Because of this, it really hasn't been a high priority for me, even though it's probably the one coffee that we're losing the most money on. Pots of decaf are brewed only to be thrown away. It's the ultimate in waste and it's time to stop.
Okay, I'll be honest. The diaphragm on the decaf airpot finally broke and since I'm too cheap to replace it, it was time to make a change...
Drip, dripping away.
Readers of this blog will know that I haven't been the biggest fan of pourovers, mainly because I think all the hoopla about it being the "next thing" is just lame bullshit - especially since those cats at Royal Coffee in Berkeley had been doing it for years when Dismas Smith, Sandy Hon and myself stopped there in January 2005 for a cup. But there's a new enthusiasm for pourover, as well as some new consciousness about it and some new engineering.

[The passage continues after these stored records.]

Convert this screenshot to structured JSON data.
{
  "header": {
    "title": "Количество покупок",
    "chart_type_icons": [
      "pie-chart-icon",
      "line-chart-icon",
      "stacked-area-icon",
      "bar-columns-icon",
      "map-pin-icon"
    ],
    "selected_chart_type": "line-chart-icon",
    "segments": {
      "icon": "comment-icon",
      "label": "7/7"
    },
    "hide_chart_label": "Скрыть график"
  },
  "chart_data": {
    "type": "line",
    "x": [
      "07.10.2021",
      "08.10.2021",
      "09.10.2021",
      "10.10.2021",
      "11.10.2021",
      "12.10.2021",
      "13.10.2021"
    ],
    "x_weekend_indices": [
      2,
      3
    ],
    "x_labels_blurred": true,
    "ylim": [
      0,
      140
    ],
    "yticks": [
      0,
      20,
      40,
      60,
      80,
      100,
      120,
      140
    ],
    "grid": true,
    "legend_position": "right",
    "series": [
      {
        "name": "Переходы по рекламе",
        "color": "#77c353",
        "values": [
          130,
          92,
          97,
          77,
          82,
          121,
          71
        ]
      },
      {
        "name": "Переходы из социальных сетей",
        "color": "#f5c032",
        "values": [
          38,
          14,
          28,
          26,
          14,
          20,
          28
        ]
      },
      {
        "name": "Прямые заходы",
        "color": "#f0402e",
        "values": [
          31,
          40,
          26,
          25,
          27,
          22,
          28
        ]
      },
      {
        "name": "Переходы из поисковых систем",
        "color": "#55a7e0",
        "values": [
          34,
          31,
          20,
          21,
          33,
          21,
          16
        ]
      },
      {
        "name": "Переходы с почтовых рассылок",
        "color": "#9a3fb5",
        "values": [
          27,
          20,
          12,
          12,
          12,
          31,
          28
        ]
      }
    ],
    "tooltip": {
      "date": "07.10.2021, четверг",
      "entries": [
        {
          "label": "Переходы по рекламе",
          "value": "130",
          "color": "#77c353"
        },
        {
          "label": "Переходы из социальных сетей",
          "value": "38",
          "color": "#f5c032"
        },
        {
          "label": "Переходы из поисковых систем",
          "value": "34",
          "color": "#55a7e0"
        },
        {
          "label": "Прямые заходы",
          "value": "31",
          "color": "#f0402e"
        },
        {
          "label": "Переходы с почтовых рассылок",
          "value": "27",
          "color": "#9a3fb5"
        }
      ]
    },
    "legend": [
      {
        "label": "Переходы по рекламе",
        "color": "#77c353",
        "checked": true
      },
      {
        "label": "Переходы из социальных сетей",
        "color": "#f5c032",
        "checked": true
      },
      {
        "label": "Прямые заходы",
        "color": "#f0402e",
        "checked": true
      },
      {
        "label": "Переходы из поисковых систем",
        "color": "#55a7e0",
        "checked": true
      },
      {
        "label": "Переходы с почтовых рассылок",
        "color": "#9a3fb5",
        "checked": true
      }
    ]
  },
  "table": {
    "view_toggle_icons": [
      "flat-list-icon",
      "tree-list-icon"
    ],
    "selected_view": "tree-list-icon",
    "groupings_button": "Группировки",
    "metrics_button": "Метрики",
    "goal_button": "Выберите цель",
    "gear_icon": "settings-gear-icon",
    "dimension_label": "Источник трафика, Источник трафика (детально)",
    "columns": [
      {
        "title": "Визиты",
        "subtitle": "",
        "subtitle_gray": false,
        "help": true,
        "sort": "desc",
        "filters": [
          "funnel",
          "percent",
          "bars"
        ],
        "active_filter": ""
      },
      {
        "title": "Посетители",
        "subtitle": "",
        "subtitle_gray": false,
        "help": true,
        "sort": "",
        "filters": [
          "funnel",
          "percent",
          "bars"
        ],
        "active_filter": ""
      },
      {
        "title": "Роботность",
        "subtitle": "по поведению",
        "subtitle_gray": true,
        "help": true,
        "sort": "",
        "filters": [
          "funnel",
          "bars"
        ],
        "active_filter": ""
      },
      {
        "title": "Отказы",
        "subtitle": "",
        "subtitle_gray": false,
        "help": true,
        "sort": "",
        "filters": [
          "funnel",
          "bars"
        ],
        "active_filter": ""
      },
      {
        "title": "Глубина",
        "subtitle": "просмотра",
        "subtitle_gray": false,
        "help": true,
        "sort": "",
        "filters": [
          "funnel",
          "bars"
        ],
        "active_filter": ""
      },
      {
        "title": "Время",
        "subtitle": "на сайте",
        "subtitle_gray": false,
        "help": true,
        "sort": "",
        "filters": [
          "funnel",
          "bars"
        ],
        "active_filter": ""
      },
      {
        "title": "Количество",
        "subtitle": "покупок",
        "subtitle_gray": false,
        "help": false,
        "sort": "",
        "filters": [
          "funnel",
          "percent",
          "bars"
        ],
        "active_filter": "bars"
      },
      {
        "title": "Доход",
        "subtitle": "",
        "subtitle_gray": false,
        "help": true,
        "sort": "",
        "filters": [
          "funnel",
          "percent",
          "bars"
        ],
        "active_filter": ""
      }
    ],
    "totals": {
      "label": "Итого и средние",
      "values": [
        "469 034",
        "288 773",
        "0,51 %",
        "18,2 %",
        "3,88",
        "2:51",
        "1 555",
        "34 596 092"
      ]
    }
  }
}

Mark Inman, guru of Taylor Maid Farms in Sebastopol, California has come out with the Tru Bru pourover system with Beehouse porcelain filter holders from Japan and made out of stainless steel. There are other makes on the market but they're tall an ugly. At least the Tru Bru is low-profile and rather handsome to boot. But the real selling point for me is that they make a two cup model, not just the four cup model that I see everywhere else and is a monster on your counter.
For a program like ours where pourover is not our primary brewing method, the two cup model fits the bill just right.
Brew samples and the french press control (second from left).
So I mock others and their pourovers only to find a really concentrated level of attention to get a nice brew out of the thing. I'm surprised to find that there really is a lot more to pourover than simply pouring the hot water over the coffee. Timing of the water stream is critical. If you dump it in and let it flow, it flows too fast and you get underextracted coffee.
We're just beginning our exploration with pourover, but the initial parameters we are starting from are as follows:
8z cup - 16 grams coffee
12z cup - 24 grams coffee
16z cup - 32 grams coffee
I've been playing around with the circle in the center pouring technique that Aaron Ultimo showed me and we're getting interesting results. So far, the coffee has been nice but lacking the qualities that I love in a French Pressed coffee, namely that rich body. We're getting similar flavor notes from the pourover but that body and complexity of pressed coffee is missing, but I think that's just part of the game.
If you come by The Spro in the coming weeks, you'll find the pourover working its' way into our lineup.